例えば、この会田誠の『無題(通称:下手)』に付けられた解説はこのような感じ。

“これは完全にコンセプチュアル・アート。中国の山水水墨画様式を取りながら、お笑いを狙った「脱力系」作品。意外かもしれないが、会田は自分では決して絵がうまいと思っていないようで、海外に行くなら中国の奥地に水墨画を習いに行きたいと言っていたこともある。「情けない」自分の表明である。一方で、室町時代の水墨画にも見られるように、「そこはかとない情けなさ」(=下手)は、日本美術の美徳でもある。下手なものに味を見出すという趣味は、日本に古くからあるものなのだ。

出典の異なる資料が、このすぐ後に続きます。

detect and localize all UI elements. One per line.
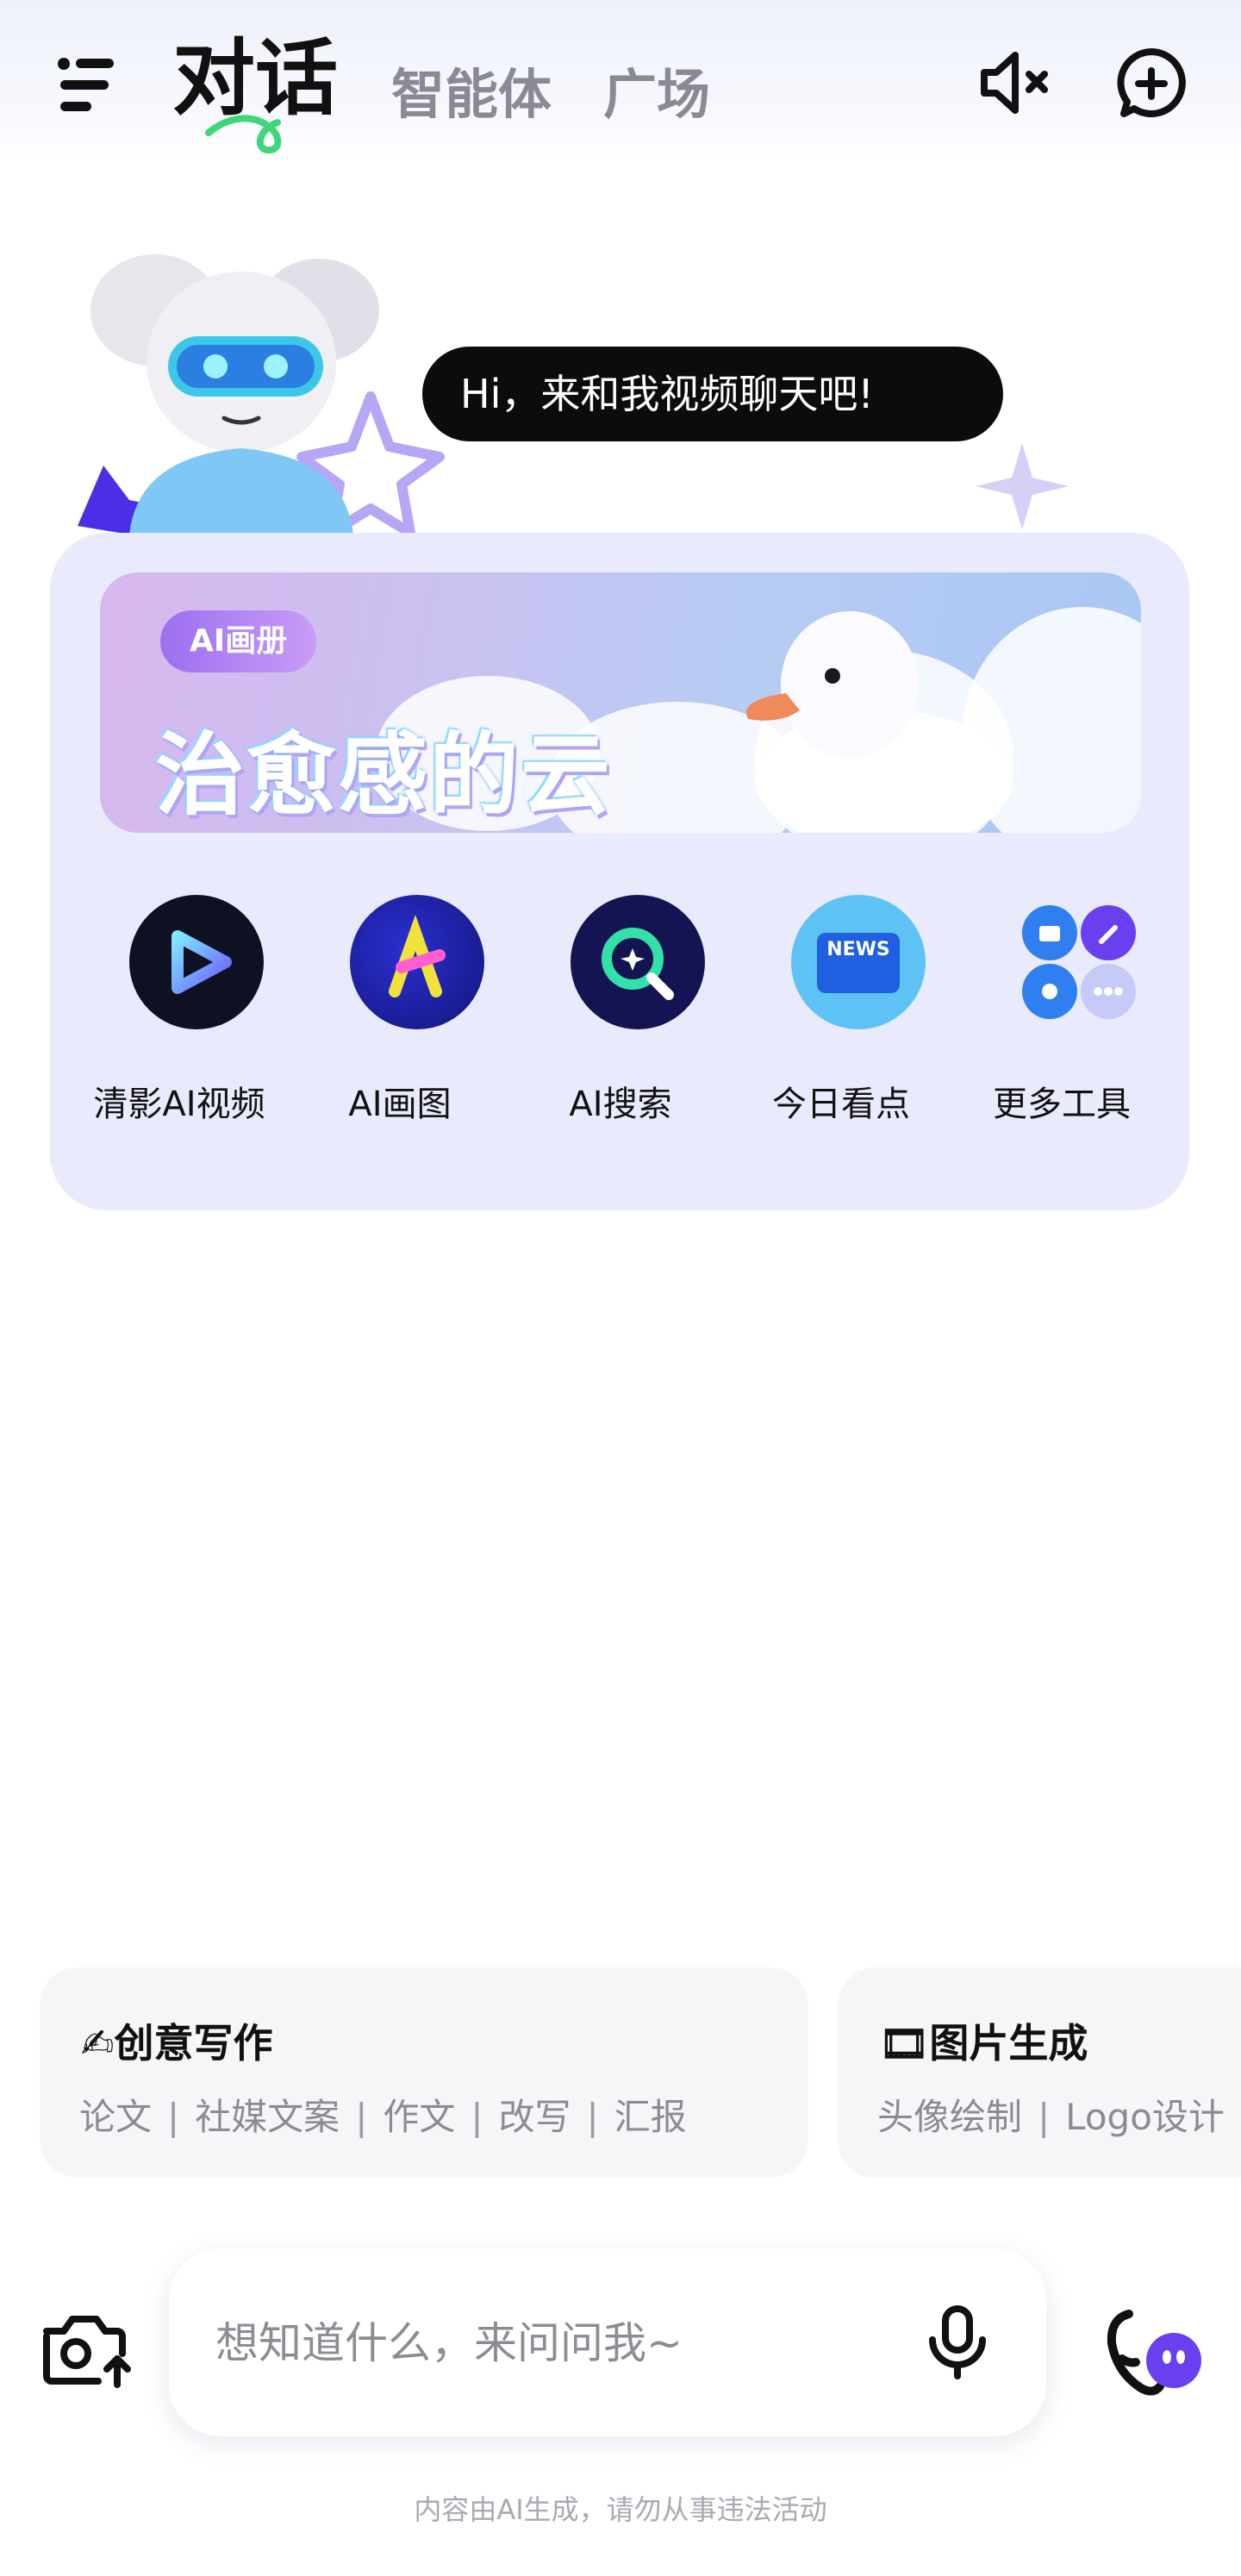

いつも完璧な作品ばかり目指すのではなく、たまにこうした「肩すかし」的な、確信犯的な駄作がある点が会田という作家の魅力でもあり、全体のクオリティを上げているといえる。”

「駄作」と言いながら、その枕詞に「確信犯的な」という言葉がついているように、初見でこの作品を見ただけではまず分からないような、会田誠という作家のバイオグラフィの中でこの作品が果たす役割がすっと入ってくる。のみならず、その「そこはかとない情けなさ」の味わいが会田誠の中で閉じるものではなく、日本美術史の中で位置付けられるものだということまでもが、わずか300字強のテキストに収まっている。

作品と同じくらい、その周辺で作品と観る者をつなぐ存在(ブリッジメディア)の重要性を感じた経験だった。

まとめると、

  • アートを買うハードルは、「価格」と「価値」。
  • 買うスイッチは、「お金を払う価値を感じられるかどうか」。
  •  そして、その「価値」を理解するためには、アートとの間を取り持つ存在(ブリッジメディア)が必要。

「価格」のハードルについては、払いたい金額分だけの所有権を購入することで超えられる。

インタビュー、ギャラリートーク、キャプションなどのソフト・コンテンツ次第で、「価値」のハードルについても超えられる。

前回ともつながってきた。この構想サービスがアートとライトファンをつなぐブリッジメディアとして機能して、クリエイションと対価を伴う評価が巡るプラットフォームになればいい。可能性も意味も、充分にあると思う。